Republican lawmakers unveiled yet another healthcare bill Monday night, and it spells even more doom for Americans seeking medical coverage.
Donald Trump’s American Health Care Act, pushed early in his presidency, was promptly criticized as disastrous for potentially leaving 24 million more Americans without health insurance. CNN reports that the latest attempt to repeal “Obamacare,” with no replacement, could increase to 32 million more uninsured Americans, for a total of 59 million people potentially without health insurance in 2026.
After AHCA failed to garner enough votes in the House, Republican lawmakers went to work on an alternative. Their May iteration of AHCA passed the House, but in the last few days key Republican Senators made it clear they wouldn’t support the Senate’s amended bill, the Better Care Reconciliation Act.
In light of this latest failure, Senate Majority Leader Mitch McConnell unveiled the worst plan yet — repeal Obamacare without offering a bill to replace the healthcare law.
In addition to leaving even more people without health insurance than under the original AHCA, the bill would double premiums by 2026, according to an analysis by the Congressional Budget Office.
It would also eliminate federal subsidies that help people afford individual coverage, eliminate Medicaid expansion starting in 2020, and defund Planned Parenthood for one year.
Although the bill would decrease federal budget deficits and increase funding for substance abuse and mental health, it would repeal taxes on a variety of wealthy individuals and health care businesses, and the estimates on how it wold reduce the deficit doesn’t include the cost of a replacement.

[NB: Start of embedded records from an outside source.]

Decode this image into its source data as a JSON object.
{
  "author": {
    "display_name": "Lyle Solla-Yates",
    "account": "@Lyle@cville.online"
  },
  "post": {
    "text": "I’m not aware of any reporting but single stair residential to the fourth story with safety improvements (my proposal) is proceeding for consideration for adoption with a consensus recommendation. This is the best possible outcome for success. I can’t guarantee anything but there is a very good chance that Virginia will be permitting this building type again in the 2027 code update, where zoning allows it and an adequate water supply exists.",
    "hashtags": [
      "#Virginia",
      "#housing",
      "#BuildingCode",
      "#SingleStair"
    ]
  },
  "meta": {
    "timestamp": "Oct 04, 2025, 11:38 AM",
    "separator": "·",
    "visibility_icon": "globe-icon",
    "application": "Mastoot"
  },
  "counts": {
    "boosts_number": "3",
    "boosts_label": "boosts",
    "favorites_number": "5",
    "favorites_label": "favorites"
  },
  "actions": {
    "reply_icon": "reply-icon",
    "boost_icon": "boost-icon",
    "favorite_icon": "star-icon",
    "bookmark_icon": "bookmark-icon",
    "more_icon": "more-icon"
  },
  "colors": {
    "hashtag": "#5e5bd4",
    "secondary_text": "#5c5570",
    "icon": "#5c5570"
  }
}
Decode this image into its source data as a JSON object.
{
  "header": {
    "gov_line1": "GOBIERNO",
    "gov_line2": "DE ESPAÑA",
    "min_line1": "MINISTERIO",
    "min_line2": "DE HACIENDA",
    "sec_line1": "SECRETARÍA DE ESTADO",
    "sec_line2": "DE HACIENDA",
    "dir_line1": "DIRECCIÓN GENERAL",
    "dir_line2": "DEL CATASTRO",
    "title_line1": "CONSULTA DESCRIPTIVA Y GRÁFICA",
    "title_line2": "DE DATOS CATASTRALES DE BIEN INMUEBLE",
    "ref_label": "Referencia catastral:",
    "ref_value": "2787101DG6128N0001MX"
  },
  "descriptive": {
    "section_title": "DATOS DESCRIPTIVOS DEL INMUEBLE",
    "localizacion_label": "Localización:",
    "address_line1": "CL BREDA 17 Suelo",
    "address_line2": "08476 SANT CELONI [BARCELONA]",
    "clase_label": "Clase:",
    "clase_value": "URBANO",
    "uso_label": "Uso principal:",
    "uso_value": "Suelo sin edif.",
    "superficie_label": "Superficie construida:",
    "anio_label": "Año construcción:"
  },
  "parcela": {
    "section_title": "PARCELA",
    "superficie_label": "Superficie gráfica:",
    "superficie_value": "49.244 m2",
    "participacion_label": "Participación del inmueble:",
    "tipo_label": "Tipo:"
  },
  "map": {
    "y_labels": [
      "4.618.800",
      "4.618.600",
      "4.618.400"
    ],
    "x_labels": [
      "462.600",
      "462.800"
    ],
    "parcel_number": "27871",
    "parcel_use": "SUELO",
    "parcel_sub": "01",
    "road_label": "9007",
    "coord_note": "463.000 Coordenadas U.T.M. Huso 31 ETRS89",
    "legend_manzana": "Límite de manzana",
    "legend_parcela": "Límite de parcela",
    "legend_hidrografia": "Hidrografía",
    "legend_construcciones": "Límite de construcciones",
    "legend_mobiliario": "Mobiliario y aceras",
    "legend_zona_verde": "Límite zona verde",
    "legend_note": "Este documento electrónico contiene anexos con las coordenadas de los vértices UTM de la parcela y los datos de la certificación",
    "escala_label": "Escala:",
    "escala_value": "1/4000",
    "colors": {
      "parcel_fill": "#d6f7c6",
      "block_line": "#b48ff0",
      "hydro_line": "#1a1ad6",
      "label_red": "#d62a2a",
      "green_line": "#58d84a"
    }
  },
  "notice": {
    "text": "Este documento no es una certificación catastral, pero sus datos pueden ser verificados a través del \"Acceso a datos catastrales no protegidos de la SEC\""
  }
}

The latest bill appears to be a desperate act to save Trump’s–and the Republican Party’s– hellbent attempts to reverse Obama’s legacy. But like the GOP’s other attempts to repeal the Affordable Care Act (over 60 attempts to be precise), this will unlikely go over well with Republican constituents, who often rely on Medicaid and other government programs.
Given this perpetual push-pull between Republican lawmakers who feel solidarity with Trump and a responsibility to the Obamacare-relying voters who keep them in office, the battle to repeal ACA could go on indefinitely.